Eating plenty of fruit and vegies contributes to good health, helps maintain a healthy weight and protects against a number of diseases, including diabetes and kidney disease. Most Australians eat only half the amount of fruit and vegies recommended for good health. Adults need to eat at least 2 serves of fruit and 5 serves of vegies each day. The amount children need depends on their age. You can find out more about your daily fruit and vegie requirements at www.gofor2and5.com.au
Here are some fun ways to find out more about food…Enjoy!
- Vegie Woman Colouring Sheet (Go For 2 & 5)
- Vegie Man Colouring Sheet (Go For 2 & 5)
- Word Sleuth Activity Sheet (Go For 2 & 5)
- True or False Activity Sheet (Go For 2 & 5)
- Activity Sheets for Middle Primary (Go For 2 & 5)
The Western Desert Kidney Health Project was an action research project targeted at 10 Indigenous communities in the Western Desert and Goldfields of remote Western Australia. Australian Aboriginal people are diagnosed with renal disease four times as often as non-Aboriginal people and in some areas the rate is as much as 30 times higher. Type 2 Diabetes is a major risk factor for renal failure in this population. The prevalence of type 2 diabetes in the Australian Indigenous community is the fourth highest rate of type 2 diabetes in the world.
The aims of the study were to determine the prevalence of type 2 diabetes and end stage renal disease (ESRD), the prevalence of the risk factors for these diseases, the age at which those risk factors appear and to determine whether community education and development strategies, coupled with current recommended medical care can reduce the prevalence of these risk factors.
Participants were assessed to identify those with risk factors for diabetes and ESRD or established disease. The project team established appropriate referral networks for management of participants found to be at risk.

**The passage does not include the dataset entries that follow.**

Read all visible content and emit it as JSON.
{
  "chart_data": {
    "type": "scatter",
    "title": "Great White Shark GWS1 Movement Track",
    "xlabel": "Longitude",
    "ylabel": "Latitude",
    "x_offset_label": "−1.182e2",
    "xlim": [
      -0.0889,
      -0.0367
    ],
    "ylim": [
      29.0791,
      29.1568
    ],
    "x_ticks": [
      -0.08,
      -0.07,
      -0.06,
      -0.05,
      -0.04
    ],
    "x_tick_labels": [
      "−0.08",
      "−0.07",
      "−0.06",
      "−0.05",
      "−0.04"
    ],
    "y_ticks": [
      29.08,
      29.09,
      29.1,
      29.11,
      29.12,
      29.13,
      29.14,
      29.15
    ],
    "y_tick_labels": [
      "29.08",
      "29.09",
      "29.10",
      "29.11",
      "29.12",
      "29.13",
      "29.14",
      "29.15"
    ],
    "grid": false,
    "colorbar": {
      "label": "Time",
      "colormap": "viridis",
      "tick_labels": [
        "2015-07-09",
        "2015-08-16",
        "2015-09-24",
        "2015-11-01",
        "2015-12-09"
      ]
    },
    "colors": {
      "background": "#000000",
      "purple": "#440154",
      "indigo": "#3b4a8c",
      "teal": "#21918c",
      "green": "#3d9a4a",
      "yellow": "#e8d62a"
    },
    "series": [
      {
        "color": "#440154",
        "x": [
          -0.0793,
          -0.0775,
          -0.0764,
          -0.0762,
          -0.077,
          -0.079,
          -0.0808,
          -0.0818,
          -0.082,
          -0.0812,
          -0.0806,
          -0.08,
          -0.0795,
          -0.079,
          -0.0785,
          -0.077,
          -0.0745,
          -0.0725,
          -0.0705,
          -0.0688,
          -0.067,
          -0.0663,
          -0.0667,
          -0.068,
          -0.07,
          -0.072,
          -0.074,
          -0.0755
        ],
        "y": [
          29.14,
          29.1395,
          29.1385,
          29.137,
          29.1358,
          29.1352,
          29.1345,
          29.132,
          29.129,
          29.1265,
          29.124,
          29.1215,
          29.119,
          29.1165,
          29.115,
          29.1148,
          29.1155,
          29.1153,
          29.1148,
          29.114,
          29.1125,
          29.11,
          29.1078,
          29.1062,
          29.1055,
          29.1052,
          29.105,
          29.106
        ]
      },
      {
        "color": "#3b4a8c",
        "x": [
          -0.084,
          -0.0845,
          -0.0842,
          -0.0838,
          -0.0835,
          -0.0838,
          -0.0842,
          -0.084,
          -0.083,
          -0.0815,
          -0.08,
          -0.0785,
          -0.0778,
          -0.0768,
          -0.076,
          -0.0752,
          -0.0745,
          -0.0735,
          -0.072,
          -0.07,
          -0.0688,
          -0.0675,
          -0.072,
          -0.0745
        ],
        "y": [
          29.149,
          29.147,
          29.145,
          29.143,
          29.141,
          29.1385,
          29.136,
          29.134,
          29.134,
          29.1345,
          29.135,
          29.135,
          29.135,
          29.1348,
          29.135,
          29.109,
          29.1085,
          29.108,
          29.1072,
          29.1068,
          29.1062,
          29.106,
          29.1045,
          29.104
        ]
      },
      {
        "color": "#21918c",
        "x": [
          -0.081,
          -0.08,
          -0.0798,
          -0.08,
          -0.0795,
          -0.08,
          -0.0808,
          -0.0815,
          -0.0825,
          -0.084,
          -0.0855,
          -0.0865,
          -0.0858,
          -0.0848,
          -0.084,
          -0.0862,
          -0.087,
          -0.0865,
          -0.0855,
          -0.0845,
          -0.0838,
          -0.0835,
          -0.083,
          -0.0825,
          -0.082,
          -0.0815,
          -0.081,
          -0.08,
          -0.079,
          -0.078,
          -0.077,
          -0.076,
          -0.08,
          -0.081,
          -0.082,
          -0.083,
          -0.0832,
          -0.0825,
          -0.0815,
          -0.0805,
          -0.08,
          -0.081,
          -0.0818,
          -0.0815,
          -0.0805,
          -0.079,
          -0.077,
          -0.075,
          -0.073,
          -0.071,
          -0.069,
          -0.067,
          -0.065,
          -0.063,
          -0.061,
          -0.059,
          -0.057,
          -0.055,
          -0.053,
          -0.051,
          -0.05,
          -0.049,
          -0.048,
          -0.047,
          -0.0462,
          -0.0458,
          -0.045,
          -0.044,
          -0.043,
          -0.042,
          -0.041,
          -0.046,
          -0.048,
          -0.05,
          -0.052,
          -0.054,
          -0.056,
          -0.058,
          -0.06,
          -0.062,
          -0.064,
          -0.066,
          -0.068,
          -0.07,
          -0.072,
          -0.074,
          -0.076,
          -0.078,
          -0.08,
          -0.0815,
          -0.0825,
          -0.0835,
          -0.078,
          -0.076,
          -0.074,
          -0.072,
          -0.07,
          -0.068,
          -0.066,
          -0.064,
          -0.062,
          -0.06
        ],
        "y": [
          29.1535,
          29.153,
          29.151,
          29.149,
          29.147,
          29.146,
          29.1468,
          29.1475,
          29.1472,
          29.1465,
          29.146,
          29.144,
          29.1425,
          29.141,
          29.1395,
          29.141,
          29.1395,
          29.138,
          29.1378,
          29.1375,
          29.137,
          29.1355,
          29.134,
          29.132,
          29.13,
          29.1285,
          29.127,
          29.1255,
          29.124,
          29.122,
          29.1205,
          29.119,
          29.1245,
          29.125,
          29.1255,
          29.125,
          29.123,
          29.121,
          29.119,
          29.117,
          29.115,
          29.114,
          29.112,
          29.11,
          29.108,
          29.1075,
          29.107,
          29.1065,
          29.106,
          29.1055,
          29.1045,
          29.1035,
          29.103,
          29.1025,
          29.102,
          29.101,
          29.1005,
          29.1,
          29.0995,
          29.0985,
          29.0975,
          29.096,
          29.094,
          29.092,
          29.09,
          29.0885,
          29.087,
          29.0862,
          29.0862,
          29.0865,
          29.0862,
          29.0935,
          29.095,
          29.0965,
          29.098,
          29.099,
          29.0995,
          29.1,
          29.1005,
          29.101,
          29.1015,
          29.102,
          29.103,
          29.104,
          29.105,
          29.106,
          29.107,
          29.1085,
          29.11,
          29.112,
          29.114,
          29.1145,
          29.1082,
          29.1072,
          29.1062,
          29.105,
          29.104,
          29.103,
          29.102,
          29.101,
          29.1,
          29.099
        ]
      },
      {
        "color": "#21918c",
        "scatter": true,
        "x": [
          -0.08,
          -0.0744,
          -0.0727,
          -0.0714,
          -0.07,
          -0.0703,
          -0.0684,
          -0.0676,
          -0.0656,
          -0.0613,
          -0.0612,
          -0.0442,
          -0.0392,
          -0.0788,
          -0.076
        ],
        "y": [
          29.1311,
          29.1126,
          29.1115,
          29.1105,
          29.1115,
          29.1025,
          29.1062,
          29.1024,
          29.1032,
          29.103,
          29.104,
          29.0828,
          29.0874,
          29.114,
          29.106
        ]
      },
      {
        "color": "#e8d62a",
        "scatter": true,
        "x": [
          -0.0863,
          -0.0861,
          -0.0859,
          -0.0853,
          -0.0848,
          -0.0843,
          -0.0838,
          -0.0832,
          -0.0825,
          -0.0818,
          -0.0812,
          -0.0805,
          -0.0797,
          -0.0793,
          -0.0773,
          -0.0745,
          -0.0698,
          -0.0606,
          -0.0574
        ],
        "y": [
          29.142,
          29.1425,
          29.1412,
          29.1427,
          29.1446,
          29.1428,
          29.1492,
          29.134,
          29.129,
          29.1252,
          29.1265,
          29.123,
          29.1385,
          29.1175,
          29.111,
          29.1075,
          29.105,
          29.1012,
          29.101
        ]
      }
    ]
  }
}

The project team presented health promotion strategies to the communities using a community arts for community development model. The communities were assisted to develop strategies to reduce the prevalence of these diseases and assist prevention. Assessment was offered to non Aboriginal people as well but the emphasis was on reaching Aboriginal people who were at extreme risk for diabetes and renal disease.
The clinical and intervention aspects of the project took 3 years and the research team worked with existing health services and the community so that at the end of the 3 years they were better placed to continue clinical care, health promotion and early intervention also able to target services to those in most need, better plan services and commence treatment at an earlier stage of the disease process to reduce progression and complications.
- Alison Dimmer, the writer of the Alfie the Tooth Fairy Story, travelled with Narrator Catherine Howard to Brisbane to the National Australian Medical Association Conference on May 27th to be awarded the Dr Ross Ingram Memorial Competition.